By isolating his subject matter and stripping it down to its bare essentials, Johanson lets us appreciate natural form through the inherent beauty of large format, traditional black and white film photography. He revisited what was created twenty some years ago in preparation for this exhibition and scanned the negatives to see how digital prints might differ from his original prints. The series will include both his traditional printed work alongside his digitally printed images, based on film exposed around 2000. This series depicts the incredible delicateness of form in an intimate and parred down way, imagery floating in space, held in careful study by the eye behind the lens. Johanson’s sense of composition is deliberate yet tender.
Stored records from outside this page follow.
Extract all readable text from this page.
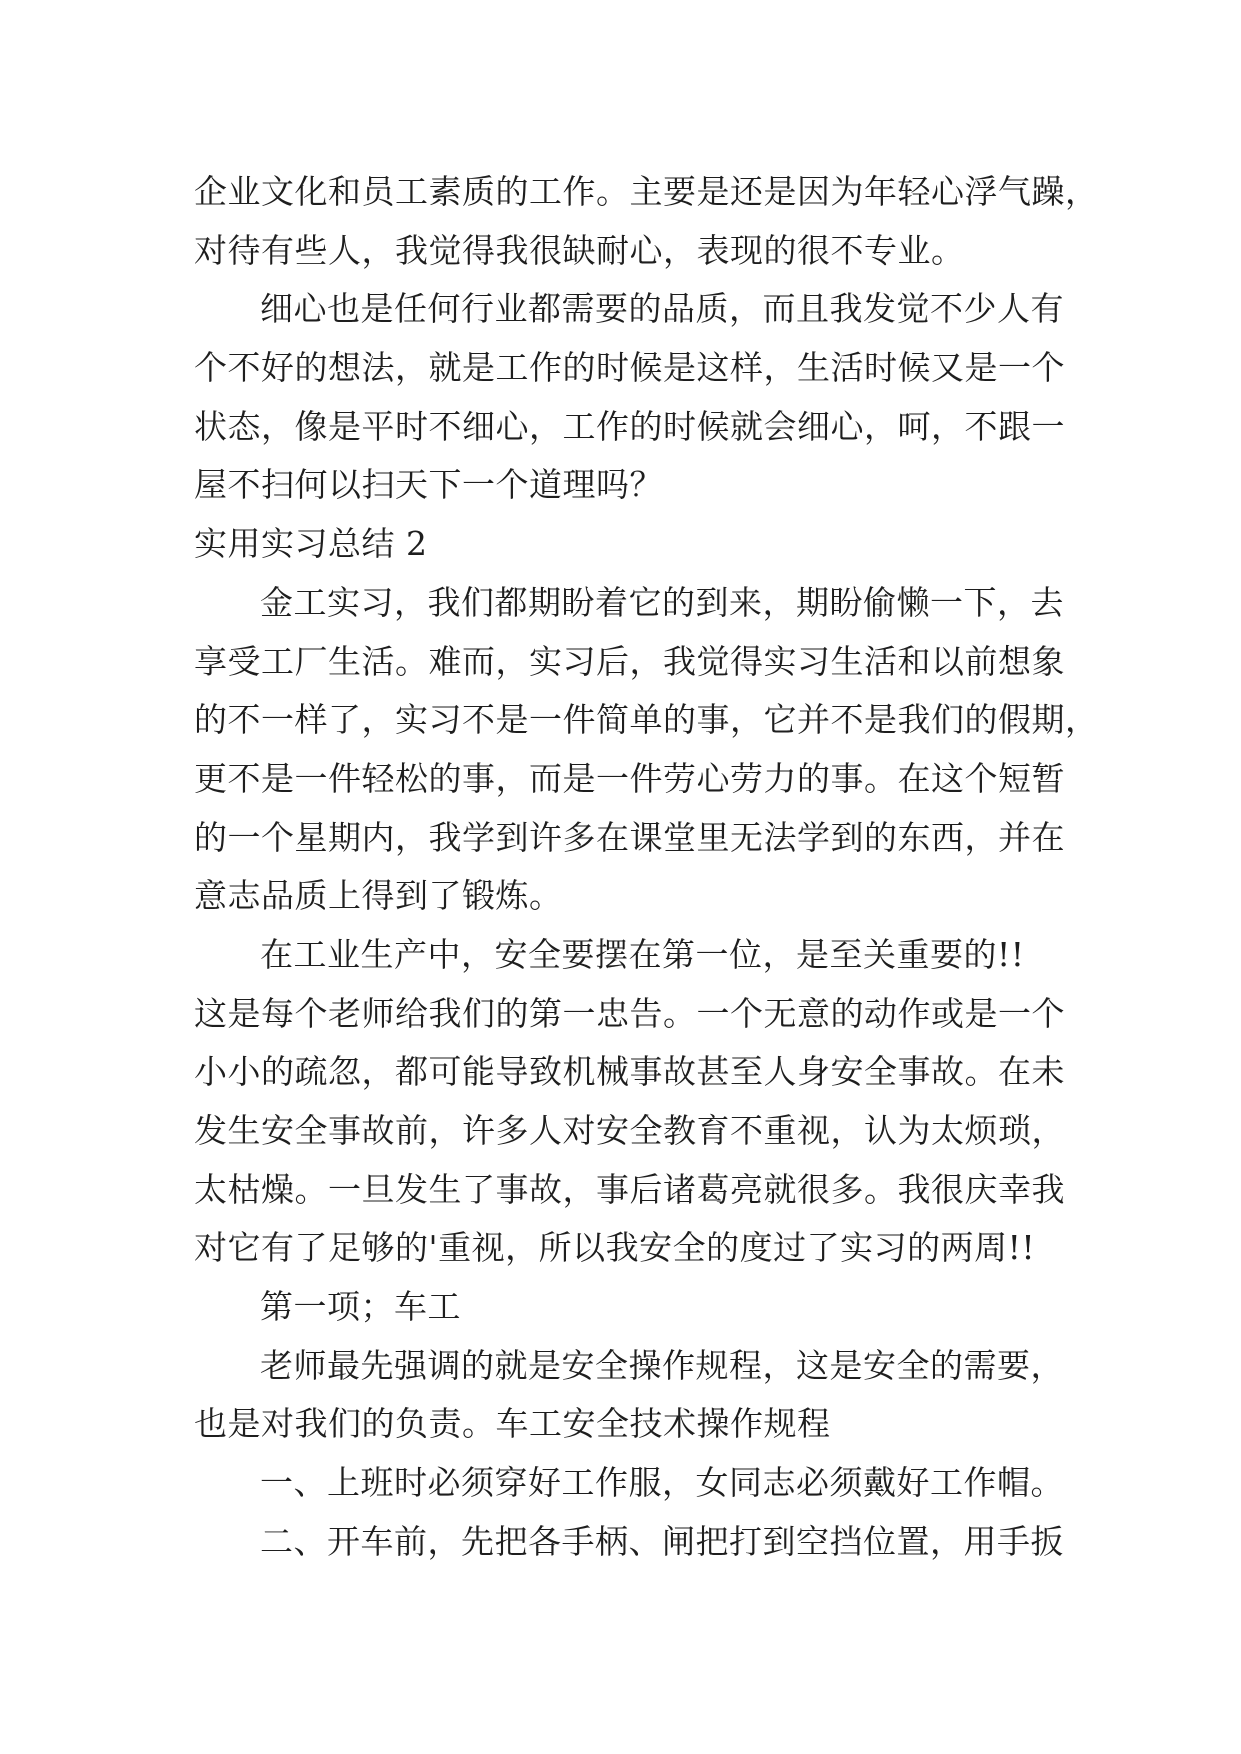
企业文化和员工素质的工作。主要是还是因为年轻心浮气躁，
对待有些人，我觉得我很缺耐心，表现的很不专业。
细心也是任何行业都需要的品质，而且我发觉不少人有
个不好的想法，就是工作的时候是这样，生活时候又是一个
状态，像是平时不细心，工作的时候就会细心，呵，不跟一
屋不扫何以扫天下一个道理吗？
实用实习总结 2
金工实习，我们都期盼着它的到来，期盼偷懒一下，去
享受工厂生活。难而，实习后，我觉得实习生活和以前想象
的不一样了，实习不是一件简单的事，它并不是我们的假期，
更不是一件轻松的事，而是一件劳心劳力的事。在这个短暂
的一个星期内，我学到许多在课堂里无法学到的东西，并在
意志品质上得到了锻炼。
在工业生产中，安全要摆在第一位，是至关重要的!!
这是每个老师给我们的第一忠告。一个无意的动作或是一个
小小的疏忽，都可能导致机械事故甚至人身安全事故。在未
发生安全事故前，许多人对安全教育不重视，认为太烦琐，
太枯燥。一旦发生了事故，事后诸葛亮就很多。我很庆幸我
对它有了足够的'重视，所以我安全的度过了实习的两周!!
第一项；车工
老师最先强调的就是安全操作规程，这是安全的需要，
也是对我们的负责。车工安全技术操作规程
一、上班时必须穿好工作服，女同志必须戴好工作帽。
二、开车前，先把各手柄、闸把打到空挡位置，用手扳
Johanson who was born into a creative family, his father being the late George Johanson, acclaimed printmaker, and educator, became hooked on photography as a teenager after receiving his first camera as a gift. During his studies at University of Oregon and studying under Willie Osterman he had the opportunity to visit Ansel Adams, tour his home and darkroom along with a portfolio critique. He was hooked and knew that was his future. After several apprenticeships at large commercial photography studios in Portland, followed by years of travel he landed a job in a Japanese publishing firm as the only foreign staff photographer. His assignments took him throughout Japan, a dream job for any photographer. In 1996 he returned home to Portland and opened a commercial studio, taking on newspaper and magazine work which eventually led to his specialization in photography of artwork. Johanson has photographed the work of several Imogen represented artists over the years.
Beyond his success as a commercial photographer, his personal work as an artist has been exhibited from Portland to Tokyo, including a solo exhibition at the Yamanashi Prefectural Museum of Art in Japan. His work is included to many private, corporate and museum collections such as the Hallie Ford Museum and the Portland Art Museum.